A novela apelidada “sisamne”, sobre tráfico de influência na Justiça, já não trata, centralmente, de uma grande investigação para caçar corruptos no Judiciário. Está mais para a história do desvario de um delegado, Marco Bontempo, que — afastado da investigação — misturou fatos e suposições e colocou fogo no circo.
O delegado hoje está sob cuidados médicos, por conta de surto diagnosticado. Ele tornou-se alvo de inquérito para apurar o vazamento do seu relatório não oficial — em que misturou o que houve com o que ele gostaria que tivesse acontecido.
Seu papel, até o mês passado, era o de integrar a Coordenação de Inquéritos Especiais (Cinq), responsável por casos que tramitam no STF. Sabe-se agora que ele foi um grande distribuidor de suposições, antes que as acusações fossem confirmadas.
Os vazamentos estão sendo investigados pela própria Polícia Federal. O inquérito foi requisitado pelo ministro Cristiano Zanin, relator do caso no Supremo.
Bontempo foi ejetado da coordenação por conflitos internos na PF, dez meses depois de ter assumido o cargo. Suficientes para juntar muito papel, mas insuficientes para que se chegasse a qualquer conclusão além do fato de que há funcionários e chefes de gabinetes comprometidos até o pescoço.
Não por acaso, o pseudo-relatório produzido à revelia da corporação por Bontempo é recheado de suposições, ilações e repete a toda hora “o aprofundamento das investigações dirá…”. Os vazamentos começaram já na primeira instância.
A torneira se abriu quando, ao lado do corpo do advogado Roberto Zampieri, foi encontrado seu celular com os registros dos golpes que aplicava junto com seu assecla, o estelionatário Andreson Gonçalves. Os dois vigaristas conduziam um esquema de titulação de terras griladas. Ou seja: tiravam glebas e fazendas de seus donos verdadeiros para quem lhes pagasse.
Além de grileiro, Gonçalves também se passava por advogado, com um registro falso da seccional da Ordem dos Advogados do Brasil no Pará. Zampieri colidiu com sua sorte quando cruzou com um fazendeiro que, tendo perdido sua fazenda avaliada em R$ 100 milhões, resolveu dar o troco.
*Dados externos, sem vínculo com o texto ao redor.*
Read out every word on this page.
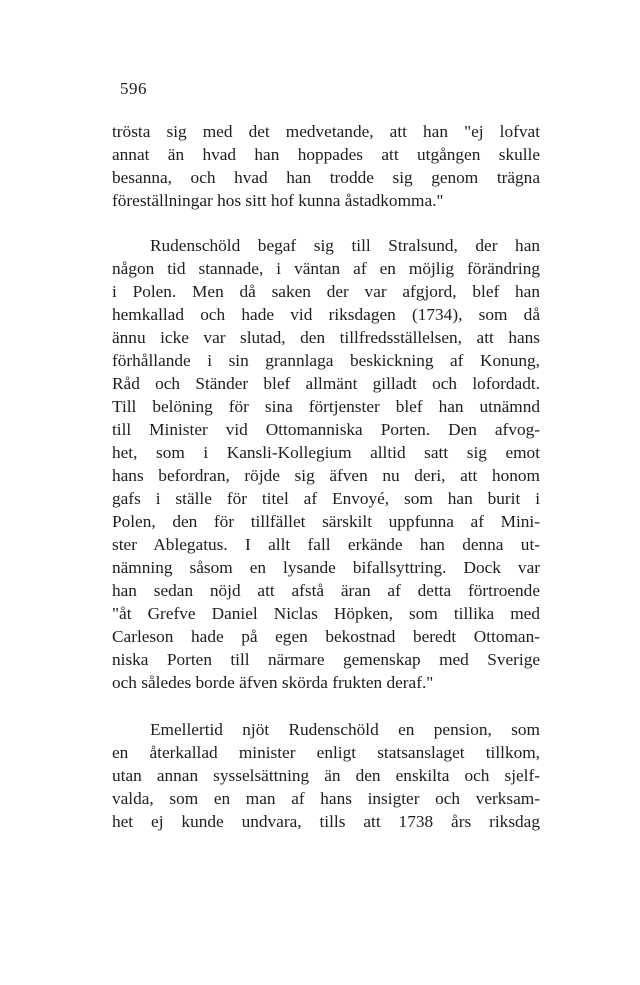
596
trösta sig med det medvetande, att han "ej lofvat
annat än hvad han hoppades att utgången skulle
besanna, och hvad han trodde sig genom trägna
föreställningar hos sitt hof kunna åstadkomma."
Rudenschöld begaf sig till Stralsund, der han
någon tid stannade, i väntan af en möjlig förändring
i Polen. Men då saken der var afgjord, blef han
hemkallad och hade vid riksdagen (1734), som då
ännu icke var slutad, den tillfredsställelsen, att hans
förhållande i sin grannlaga beskickning af Konung,
Råd och Ständer blef allmänt gilladt och lofordadt.
Till belöning för sina förtjenster blef han utnämnd
till Minister vid Ottomanniska Porten. Den afvog-
het, som i Kansli-Kollegium alltid satt sig emot
hans befordran, röjde sig äfven nu deri, att honom
gafs i ställe för titel af Envoyé, som han burit i
Polen, den för tillfället särskilt uppfunna af Mini-
ster Ablegatus. I allt fall erkände han denna ut-
nämning såsom en lysande bifallsyttring. Dock var
han sedan nöjd att afstå äran af detta förtroende
"åt Grefve Daniel Niclas Höpken, som tillika med
Carleson hade på egen bekostnad beredt Ottoman-
niska Porten till närmare gemenskap med Sverige
och således borde äfven skörda frukten deraf."
Emellertid njöt Rudenschöld en pension, som
en återkallad minister enligt statsanslaget tillkom,
utan annan sysselsättning än den enskilta och sjelf-
valda, som en man af hans insigter och verksam-
het ej kunde undvara, tills att 1738 års riksdag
E contratou um grupo de extermínio para matar o golpista. O que foi feito.
Para o bote de buscas e apreensões empreendidas no MS, um contingente numeroso da Polícia Federal foi deslocado para o estado dois dias antes de a “operação” ter sido autorizada pelo ministro Francisco Falcão. Em fase posterior do inquérito, detectou-se que os torpedos disparados pela imprensa tinham como origem o mesmo Andreson Gonçalves em uma construção arrojada. Em vez de contestar acusações, ele passou a manipulá-las para acossar seus algozes e buscar sua alforria.
Não por acaso, o STJ, em especial, e o Judiciário, de forma geral, continuam reféns de acusações imateriais — exceto as que tocam os desembargadores de Mato Grosso e Mato Grosso do Sul e, no tribunal, dois chefes de gabinete e três servidores — comprovadamente.
Uma evidência das malandragens e peregrinações secretas de Andreson, mesmo depois de preso, foi a obtenção de laudos médicos fabricados e um espantoso emagrecimento para simular gravidades médicas. Perder 30 quilos parece não ter saído caro.
A descoberta chegou pela confissão de criminoso de altíssima periculosidade. Andreson, narrou o bandido, ensinou o passo a passo da dissimulação e como replicar a estratégia que o tirou do cárcere para o regime domiciliar. Benefício revogado tão logo descobriu-se a farsa.
OUTRO LADO
A defesa de Andreson afirma que não houve falsificação de laudo médico. O que ocorreu foi que o golpista foi diagnosticado com polineuropatia diabética por um médico particular, enfermidade depois confirmada por laudo do Instituto Médico Legal de Brasília. A partir disso, a prisão domiciliar humanitária foi concedida.
Um preso que estava detido com Andreson soube da decisão e tentou, com o mesmo médico particular, obter laudo para conseguir a domiciliar. O profissional, no entanto, afirmou que se tratava de caso simulado. A própria Procuradoria-Geral da República mudou sua versão por não conseguir contestar a veracidade dos laudos.